Una de las cosas más increíbles de la pasada edición de los Oscar es que esta película aspirase al premio a mejor película. Stephen Daldry –director de cintas más que aceptables (Billy Elliot, Las horas)– se traslada al 11-S para contarnos el trauma de un niño que pierde a su padre en la aciaga mañana en la que caen las torres.
Es lógico que la película sea dramática. El problema es que Daldry suma a esta tragedia todo tipo de acontecimientos destinados a provocar el llanto en el espectador. La suma de desgracias es infinita: el niño tiene un leve autismo, y no se siente querido por su madre y padece un fuerte complejo de inferioridad y ha escuchado 6 mensajes de su padre en el contestador pidiendo socorro…

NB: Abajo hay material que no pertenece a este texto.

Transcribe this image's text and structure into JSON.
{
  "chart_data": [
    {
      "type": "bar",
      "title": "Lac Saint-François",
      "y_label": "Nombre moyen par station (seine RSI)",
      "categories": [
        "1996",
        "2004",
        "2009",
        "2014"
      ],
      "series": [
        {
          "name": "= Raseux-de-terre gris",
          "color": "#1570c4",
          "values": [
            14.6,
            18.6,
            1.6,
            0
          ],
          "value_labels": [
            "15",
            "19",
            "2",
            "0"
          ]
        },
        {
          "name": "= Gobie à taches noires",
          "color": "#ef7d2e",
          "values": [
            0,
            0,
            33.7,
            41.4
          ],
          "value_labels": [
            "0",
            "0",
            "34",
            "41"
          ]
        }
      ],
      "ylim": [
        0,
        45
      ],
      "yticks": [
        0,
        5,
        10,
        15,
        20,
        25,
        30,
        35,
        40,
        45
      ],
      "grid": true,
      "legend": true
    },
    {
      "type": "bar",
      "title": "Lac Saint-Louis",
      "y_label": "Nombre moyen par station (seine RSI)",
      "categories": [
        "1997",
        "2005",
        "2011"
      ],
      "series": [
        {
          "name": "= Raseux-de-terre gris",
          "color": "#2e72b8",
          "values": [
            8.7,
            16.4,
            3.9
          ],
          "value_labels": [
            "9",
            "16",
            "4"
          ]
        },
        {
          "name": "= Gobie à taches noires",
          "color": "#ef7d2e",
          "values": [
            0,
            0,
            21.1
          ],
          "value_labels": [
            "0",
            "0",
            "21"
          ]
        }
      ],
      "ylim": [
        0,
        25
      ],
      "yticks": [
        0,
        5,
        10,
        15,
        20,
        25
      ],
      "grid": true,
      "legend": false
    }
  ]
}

Probablemente –seguro–, la intención de Daldry sea loable: sensibilizar al espectador con el sufrimiento de las víctimas. Pero aunque el fin sea bueno, los medios empleados son los de la tortura. Un crítico a la salida hablaba de “pornografía sentimental” y no le faltaba razón. Ante semejante manejo, el espectador se rebela, se aleja de los protagonistas. Todo es tan artificioso, tan arbitrario, tan dirigido, que en vez de emocionar, fastidia; en lugar de interesar, aburre. ¿Tom Hanks y Sandra Bullock? Tan de plástico como el resto.